The Washington County Sheriff’s Office responded to 300 traffic incidents that day. And the snow events are putting pressure on local auto body shops.
Melanie Patenaude, a manager at D&M Auto Body in Slinger, said they received quite a few cars from March 14th's madness.
"For now, they're just kind of sitting; when it started snowing, it was like dead quiet for a whole half of the day and as soon as it started calming down a little, that's when the phone started ringing and people started showing up with their cars," Patenaude said.
And drivers are currently waiting to figure out if their cars are drivable or junk.
"Sometimes it goes pretty quick and sometimes it can take a little time," she said.
But it all depends on when insurance companies figure everything out.
"It takes at least two to three days just to get all the insurance information figured out, and from there, we figure out if they're going to be repairable or not," Patenaude said.
They're expecting at least eight cars so far.
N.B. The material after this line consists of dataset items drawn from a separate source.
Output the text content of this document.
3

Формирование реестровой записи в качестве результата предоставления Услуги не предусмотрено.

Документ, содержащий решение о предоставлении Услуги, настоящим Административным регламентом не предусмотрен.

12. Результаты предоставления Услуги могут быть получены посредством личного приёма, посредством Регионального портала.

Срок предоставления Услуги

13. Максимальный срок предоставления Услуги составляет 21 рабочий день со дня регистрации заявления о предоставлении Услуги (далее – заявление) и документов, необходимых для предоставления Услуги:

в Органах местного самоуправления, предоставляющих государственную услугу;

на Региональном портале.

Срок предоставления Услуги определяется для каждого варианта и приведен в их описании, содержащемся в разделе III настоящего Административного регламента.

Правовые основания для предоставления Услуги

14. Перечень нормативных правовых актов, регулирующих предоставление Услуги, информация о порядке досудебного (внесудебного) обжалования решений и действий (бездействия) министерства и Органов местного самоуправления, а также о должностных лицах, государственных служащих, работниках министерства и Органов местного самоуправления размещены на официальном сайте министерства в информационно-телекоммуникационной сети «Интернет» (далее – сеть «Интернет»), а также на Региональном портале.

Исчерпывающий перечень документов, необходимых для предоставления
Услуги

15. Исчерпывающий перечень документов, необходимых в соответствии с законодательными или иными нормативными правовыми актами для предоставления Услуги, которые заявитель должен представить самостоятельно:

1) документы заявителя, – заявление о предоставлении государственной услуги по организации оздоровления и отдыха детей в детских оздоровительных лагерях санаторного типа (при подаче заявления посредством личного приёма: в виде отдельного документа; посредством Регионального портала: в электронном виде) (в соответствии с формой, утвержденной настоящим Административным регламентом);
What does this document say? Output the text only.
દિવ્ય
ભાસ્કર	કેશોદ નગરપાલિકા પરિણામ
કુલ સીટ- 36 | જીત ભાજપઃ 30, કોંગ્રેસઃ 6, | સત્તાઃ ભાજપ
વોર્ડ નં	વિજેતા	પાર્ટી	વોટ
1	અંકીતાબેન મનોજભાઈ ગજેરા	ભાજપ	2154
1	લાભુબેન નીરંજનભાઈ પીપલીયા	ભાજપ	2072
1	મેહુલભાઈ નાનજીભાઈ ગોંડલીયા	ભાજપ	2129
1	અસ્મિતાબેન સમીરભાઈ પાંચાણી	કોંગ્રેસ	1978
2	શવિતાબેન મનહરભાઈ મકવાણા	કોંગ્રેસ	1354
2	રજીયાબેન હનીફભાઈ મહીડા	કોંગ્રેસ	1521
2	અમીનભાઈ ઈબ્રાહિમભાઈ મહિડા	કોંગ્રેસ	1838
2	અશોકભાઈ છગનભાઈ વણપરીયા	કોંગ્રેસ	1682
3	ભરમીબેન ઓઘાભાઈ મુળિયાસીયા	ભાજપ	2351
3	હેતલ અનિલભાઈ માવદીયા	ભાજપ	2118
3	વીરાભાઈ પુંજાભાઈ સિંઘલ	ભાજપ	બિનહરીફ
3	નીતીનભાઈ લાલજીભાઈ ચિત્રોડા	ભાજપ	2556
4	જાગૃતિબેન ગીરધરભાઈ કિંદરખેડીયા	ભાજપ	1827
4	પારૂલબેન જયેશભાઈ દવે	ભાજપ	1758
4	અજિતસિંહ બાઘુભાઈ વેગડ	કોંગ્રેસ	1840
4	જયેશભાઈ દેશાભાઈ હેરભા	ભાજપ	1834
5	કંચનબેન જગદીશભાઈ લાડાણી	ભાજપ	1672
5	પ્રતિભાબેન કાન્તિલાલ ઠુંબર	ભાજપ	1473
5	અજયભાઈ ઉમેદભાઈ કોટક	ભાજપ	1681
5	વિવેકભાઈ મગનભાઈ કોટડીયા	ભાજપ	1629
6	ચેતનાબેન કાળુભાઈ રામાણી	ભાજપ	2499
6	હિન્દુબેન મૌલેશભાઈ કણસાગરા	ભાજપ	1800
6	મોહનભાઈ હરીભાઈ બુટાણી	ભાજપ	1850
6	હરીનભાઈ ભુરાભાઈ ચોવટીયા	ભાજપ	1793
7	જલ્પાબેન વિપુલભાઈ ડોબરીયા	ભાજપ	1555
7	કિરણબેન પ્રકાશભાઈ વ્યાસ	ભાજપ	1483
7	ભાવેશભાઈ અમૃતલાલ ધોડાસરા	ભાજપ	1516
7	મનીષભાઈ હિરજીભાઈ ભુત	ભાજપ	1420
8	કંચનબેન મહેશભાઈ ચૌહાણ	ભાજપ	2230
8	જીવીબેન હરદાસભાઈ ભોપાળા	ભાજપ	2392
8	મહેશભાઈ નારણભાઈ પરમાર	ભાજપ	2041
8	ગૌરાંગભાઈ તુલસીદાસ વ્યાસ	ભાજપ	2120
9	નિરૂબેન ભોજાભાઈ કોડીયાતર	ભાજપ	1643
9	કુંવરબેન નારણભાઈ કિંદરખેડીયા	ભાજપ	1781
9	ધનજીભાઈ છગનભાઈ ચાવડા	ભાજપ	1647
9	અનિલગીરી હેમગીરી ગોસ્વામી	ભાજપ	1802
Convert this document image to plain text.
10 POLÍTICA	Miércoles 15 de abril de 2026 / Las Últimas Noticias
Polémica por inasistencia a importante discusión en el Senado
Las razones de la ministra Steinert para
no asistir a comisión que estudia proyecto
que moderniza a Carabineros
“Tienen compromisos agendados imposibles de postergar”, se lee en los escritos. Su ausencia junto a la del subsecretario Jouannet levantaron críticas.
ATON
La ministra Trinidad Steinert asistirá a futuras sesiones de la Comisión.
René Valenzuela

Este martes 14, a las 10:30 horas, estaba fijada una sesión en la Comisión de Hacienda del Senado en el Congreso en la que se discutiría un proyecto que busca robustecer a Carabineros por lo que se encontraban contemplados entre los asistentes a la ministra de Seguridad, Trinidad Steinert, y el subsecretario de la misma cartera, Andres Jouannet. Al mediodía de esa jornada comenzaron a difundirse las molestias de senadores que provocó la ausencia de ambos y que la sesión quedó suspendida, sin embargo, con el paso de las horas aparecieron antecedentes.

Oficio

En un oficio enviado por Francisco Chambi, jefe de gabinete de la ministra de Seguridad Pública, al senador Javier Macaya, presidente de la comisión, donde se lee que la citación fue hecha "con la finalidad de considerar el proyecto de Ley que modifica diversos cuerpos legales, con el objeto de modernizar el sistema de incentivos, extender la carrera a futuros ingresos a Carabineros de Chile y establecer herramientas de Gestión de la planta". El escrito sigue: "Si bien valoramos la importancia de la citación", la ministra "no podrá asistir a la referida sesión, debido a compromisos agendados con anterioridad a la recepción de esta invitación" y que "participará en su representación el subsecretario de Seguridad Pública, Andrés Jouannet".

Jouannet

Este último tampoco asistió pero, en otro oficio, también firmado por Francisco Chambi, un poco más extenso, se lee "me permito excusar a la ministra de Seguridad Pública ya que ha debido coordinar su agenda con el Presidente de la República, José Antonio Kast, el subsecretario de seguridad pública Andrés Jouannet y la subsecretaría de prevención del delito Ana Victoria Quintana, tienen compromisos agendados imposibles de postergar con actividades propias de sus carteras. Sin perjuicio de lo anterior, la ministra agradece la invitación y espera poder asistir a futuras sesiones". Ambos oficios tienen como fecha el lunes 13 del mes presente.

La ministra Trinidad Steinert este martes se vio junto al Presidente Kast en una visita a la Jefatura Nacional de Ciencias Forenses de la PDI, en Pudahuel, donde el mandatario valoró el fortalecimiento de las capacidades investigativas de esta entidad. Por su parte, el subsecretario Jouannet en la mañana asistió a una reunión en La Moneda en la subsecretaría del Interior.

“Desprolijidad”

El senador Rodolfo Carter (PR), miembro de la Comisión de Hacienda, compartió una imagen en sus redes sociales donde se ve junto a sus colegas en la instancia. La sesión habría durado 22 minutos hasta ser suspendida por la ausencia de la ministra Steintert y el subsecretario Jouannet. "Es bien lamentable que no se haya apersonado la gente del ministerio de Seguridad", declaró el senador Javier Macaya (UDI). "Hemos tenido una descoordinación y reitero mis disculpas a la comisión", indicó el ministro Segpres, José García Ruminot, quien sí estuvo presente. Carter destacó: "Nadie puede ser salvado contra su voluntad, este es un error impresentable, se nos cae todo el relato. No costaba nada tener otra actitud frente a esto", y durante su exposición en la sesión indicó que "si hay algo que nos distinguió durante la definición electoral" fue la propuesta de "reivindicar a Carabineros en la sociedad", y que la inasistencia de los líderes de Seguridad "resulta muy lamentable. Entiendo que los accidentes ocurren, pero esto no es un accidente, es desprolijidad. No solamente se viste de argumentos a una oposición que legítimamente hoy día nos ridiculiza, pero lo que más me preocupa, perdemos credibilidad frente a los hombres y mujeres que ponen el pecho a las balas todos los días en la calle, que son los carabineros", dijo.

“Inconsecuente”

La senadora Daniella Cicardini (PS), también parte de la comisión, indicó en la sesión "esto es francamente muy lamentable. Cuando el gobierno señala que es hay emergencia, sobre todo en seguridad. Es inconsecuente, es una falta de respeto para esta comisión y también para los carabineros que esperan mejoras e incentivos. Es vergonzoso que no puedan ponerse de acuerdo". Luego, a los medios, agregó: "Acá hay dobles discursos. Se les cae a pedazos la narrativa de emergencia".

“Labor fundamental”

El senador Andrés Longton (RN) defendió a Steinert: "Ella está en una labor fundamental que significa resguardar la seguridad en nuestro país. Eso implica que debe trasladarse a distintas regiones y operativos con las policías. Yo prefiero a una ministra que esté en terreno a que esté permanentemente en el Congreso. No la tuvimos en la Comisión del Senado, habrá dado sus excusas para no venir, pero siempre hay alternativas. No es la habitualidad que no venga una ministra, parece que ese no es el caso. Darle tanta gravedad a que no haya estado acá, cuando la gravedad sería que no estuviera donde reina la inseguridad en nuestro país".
Patenaude said things like this take time; even though there have between five to 10 cars from Monday's accidents, they could possibly receive many more over the next few weeks.
"I'm sure it's just going to grow and grow as the days go by. Most of the stuff we've been seeing so far isn't too bad. So it can be fixed but that's what we want to do is fix them," she said.
Part of I-41's southbound lanes were closed the night following the snowstorm in order to remove four tractor trailers from ditches.